In came sophomore Brad Smith (11-of-21 for 118 yards), who later in the quarter completed five straight passes to tie the game at 10. The fifth was a flair to the right flat for fullback Al Baker, who cut back toward the middle, got a crushing block from tight end Rodney Jackson, and swerved to the right sideline before hitting the end zone.

"We went in at halftime and felt good," Smith said. "We came back with the attitude that we were starting over, tied 10-10, and we wanted to play our game."

Didn't happen. Despite Mike Thomas' return to the backfield, the rushing attack managed only 86 yards. And when Smith wasn't being sacked, he was jumping around in the pocket, too often trying to find yardage instead of receivers.

"Give them credit, they were blitzing and doing various things," Smith said. "But a lot of times I was too hesitant. I was holding the ball too long."

Meaning the Cats could not hold the momentum. Or the football. Second possession of the second half, Kentucky picked up two first downs and, thanks to a Carolina roughing-the-passer penalty, reached the Tar Heel 15.
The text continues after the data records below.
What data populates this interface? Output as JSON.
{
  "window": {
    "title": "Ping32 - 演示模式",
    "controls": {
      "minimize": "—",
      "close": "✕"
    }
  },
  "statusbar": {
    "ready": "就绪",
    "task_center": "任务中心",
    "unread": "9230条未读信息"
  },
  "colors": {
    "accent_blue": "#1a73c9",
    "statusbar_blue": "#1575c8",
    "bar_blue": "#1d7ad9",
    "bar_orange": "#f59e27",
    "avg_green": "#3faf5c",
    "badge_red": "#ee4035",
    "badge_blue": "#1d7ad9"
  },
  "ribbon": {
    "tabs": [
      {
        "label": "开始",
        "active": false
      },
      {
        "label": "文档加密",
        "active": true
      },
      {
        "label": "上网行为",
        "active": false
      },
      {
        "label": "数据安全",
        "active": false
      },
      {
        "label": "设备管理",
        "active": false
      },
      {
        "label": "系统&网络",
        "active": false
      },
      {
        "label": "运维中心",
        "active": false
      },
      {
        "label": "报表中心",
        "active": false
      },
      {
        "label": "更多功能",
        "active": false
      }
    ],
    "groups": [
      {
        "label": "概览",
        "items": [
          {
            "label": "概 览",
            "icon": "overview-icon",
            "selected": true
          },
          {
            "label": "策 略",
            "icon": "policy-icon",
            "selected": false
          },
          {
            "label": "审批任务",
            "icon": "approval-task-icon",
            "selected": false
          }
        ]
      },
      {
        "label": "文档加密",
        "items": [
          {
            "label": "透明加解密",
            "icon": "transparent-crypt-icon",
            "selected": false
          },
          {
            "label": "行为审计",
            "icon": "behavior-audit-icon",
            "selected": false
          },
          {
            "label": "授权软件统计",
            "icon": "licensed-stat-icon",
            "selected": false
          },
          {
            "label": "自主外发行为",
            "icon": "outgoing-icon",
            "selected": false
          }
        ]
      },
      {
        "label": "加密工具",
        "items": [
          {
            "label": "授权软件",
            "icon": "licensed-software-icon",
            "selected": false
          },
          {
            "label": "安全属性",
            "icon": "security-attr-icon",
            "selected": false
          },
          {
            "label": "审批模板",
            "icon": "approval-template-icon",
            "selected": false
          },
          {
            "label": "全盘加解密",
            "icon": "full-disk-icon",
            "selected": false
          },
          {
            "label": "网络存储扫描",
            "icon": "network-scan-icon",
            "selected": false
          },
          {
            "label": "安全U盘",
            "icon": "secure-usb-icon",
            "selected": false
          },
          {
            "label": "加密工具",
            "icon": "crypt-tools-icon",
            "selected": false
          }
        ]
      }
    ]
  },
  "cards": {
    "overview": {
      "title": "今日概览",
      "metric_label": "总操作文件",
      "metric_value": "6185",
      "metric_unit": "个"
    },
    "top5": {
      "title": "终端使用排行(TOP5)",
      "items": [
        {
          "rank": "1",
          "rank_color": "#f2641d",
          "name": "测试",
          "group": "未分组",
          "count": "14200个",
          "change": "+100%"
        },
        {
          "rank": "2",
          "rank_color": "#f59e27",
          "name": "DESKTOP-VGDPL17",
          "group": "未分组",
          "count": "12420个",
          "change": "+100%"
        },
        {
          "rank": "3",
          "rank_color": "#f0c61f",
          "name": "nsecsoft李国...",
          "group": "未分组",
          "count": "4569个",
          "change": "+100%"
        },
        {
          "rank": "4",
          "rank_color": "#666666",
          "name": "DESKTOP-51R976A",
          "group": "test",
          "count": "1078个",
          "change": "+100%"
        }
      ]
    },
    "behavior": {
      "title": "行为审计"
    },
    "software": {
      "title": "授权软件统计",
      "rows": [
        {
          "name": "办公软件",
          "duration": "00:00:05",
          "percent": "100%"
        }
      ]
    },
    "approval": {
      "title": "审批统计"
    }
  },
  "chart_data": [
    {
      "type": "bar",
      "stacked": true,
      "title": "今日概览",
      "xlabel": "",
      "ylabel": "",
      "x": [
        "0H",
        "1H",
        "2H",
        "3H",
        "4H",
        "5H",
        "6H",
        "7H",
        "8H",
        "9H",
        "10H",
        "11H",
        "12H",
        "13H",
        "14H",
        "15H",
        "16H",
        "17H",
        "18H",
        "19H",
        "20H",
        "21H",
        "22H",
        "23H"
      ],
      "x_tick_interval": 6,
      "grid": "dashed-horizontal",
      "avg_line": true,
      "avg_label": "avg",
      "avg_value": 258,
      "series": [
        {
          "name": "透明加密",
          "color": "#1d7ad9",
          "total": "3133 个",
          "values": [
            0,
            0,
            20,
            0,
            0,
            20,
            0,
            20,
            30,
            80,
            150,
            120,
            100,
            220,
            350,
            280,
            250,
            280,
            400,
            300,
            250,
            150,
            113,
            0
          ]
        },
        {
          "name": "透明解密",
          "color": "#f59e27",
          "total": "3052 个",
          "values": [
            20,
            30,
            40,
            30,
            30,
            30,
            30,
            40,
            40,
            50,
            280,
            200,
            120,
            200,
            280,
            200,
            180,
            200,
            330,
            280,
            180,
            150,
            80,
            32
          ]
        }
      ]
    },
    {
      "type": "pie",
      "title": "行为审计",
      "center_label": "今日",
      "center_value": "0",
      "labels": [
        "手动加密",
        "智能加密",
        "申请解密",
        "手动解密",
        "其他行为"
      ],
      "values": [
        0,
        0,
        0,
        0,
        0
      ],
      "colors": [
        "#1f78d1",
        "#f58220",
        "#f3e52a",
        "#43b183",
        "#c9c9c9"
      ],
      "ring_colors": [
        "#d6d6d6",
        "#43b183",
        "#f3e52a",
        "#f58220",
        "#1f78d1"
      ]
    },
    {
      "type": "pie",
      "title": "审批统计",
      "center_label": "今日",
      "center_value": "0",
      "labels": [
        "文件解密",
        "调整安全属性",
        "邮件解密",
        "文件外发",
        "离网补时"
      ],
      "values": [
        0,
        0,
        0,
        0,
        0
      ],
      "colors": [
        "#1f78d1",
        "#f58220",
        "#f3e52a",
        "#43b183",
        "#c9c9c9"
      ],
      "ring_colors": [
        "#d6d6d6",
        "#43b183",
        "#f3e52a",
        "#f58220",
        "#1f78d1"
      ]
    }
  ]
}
First down, Baker took a handoff around left end, appeared to have daylight ahead, only to have the football knocked out of his hands and out of bounds at the 12.

"I had the ball in the wrong arm," Baker said, "and their guy got his hand out and hit my arm. I was trying to hold on to it and just popped out of my hand."

"If he had hung onto it," Curry said, "I'm not sure anyone could have tackled him."

Thus UK again settled for a Pelfrey field goal -- a 32-yarder. And a 13-10 lead with 3:12 left in the third quarter.

After that, "They just out-toughed us late in the game," linebacker Randy Holleran said.

Gwaltney's 37-yard field goal tied the game 13-13. Kentucky responded with a first down. But on third-and-five from its 41, Smith tried to scramble for the first-down stick and came up inches short.

"That was one of those plays where I was hesitant," he said. "I tried to run for it when I should have dropped it off to the running back and let him get the yardage."

Curry flirted briefly with trying for the first down, but backed off. And the move appeared to pay off when UK covered Hawk's 41-yard punt by tackling the Heels at the 18.

But then, alas, came the 42-yard pass completion. The dreaded big play, that again led to defeat.

"We finally put ourselves in a position to win the football game," Curry said, "and we couldn't deliver. Obviously, we haven't grown to that point yet."